Elastoplastic Indentation Response of Sigmoid/Power Functionally Graded Ceramics Structures

Abstract

Due to the applicability of new advanced functionally graded materials (FGMs) in numerous tribological systems, this manuscript aims to present computational and empirical indentation models to investigate the elastoplastic response of FG substrate under an indention process with spherical rigid punch. The spatial variation of the ceramic volume fraction through the specimen thickness is portrayed using the power law and sigmoid functions. The effective properties of two-constituent FGM are evaluated by employing a modified Tamura–Tomota–Ozawa (TTO) model. Bilinear hardening behavior is considered in the analysis. The finite element procedure is developed to predict the contact pressure, horizontal displacement, vertical deformation, and permanent deformation of FG structure under the rigid cylindrical indentation. The empirical forms for permanent deformation were evaluated and assigned. Model validation with experimental works was considered.
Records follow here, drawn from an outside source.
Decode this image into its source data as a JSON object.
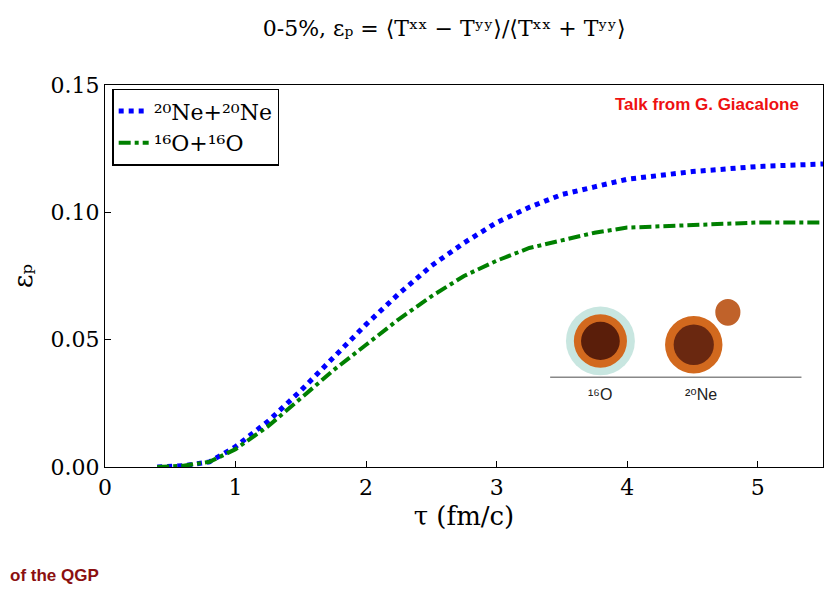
{
  "chart_data": {
    "type": "line",
    "title": "0-5%, εₚ = ⟨Tˣˣ − Tʸʸ⟩/⟨Tˣˣ + Tʸʸ⟩",
    "x_label": "τ (fm/c)",
    "y_label": "εₚ",
    "xlim": [
      0,
      5.5
    ],
    "ylim": [
      0,
      0.15
    ],
    "xticks": [
      0,
      1,
      2,
      3,
      4,
      5
    ],
    "yticks": [
      {
        "value": 0,
        "label": "0.00"
      },
      {
        "value": 0.05,
        "label": "0.05"
      },
      {
        "value": 0.1,
        "label": "0.10"
      },
      {
        "value": 0.15,
        "label": "0.15"
      }
    ],
    "legend": "upper left",
    "grid": false,
    "x": [
      0.4,
      0.6,
      0.8,
      1.0,
      1.25,
      1.5,
      1.75,
      2.0,
      2.25,
      2.5,
      2.75,
      3.0,
      3.25,
      3.5,
      3.75,
      4.0,
      4.5,
      5.0,
      5.5
    ],
    "series": [
      {
        "name": "²⁰Ne+²⁰Ne",
        "color": "#0000ff",
        "line_style": "dotted",
        "values": [
          0,
          0.0005,
          0.002,
          0.008,
          0.018,
          0.03,
          0.043,
          0.056,
          0.068,
          0.079,
          0.088,
          0.096,
          0.102,
          0.107,
          0.11,
          0.113,
          0.116,
          0.118,
          0.119
        ]
      },
      {
        "name": "¹⁶O+¹⁶O",
        "color": "#008000",
        "line_style": "dashdot",
        "values": [
          0,
          0.0005,
          0.002,
          0.007,
          0.016,
          0.027,
          0.038,
          0.048,
          0.058,
          0.067,
          0.075,
          0.081,
          0.086,
          0.089,
          0.092,
          0.094,
          0.095,
          0.096,
          0.096
        ]
      }
    ],
    "annotations": [
      "Talk from G. Giacalone",
      "¹⁶O",
      "²⁰Ne",
      "of the QGP"
    ]
  }
}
The convergence of the mesh and solution procedure was checked. Numerical studies were performed to illustrate the influence of gradation function, gradation index, and indentation parameters on the contact pressure, von Mises stresses, horizontal/vertical displacements, and permanent plastic deformation. The present model can help engineers and designers in the selection of an optimum gradation function and gradation index based on their applications.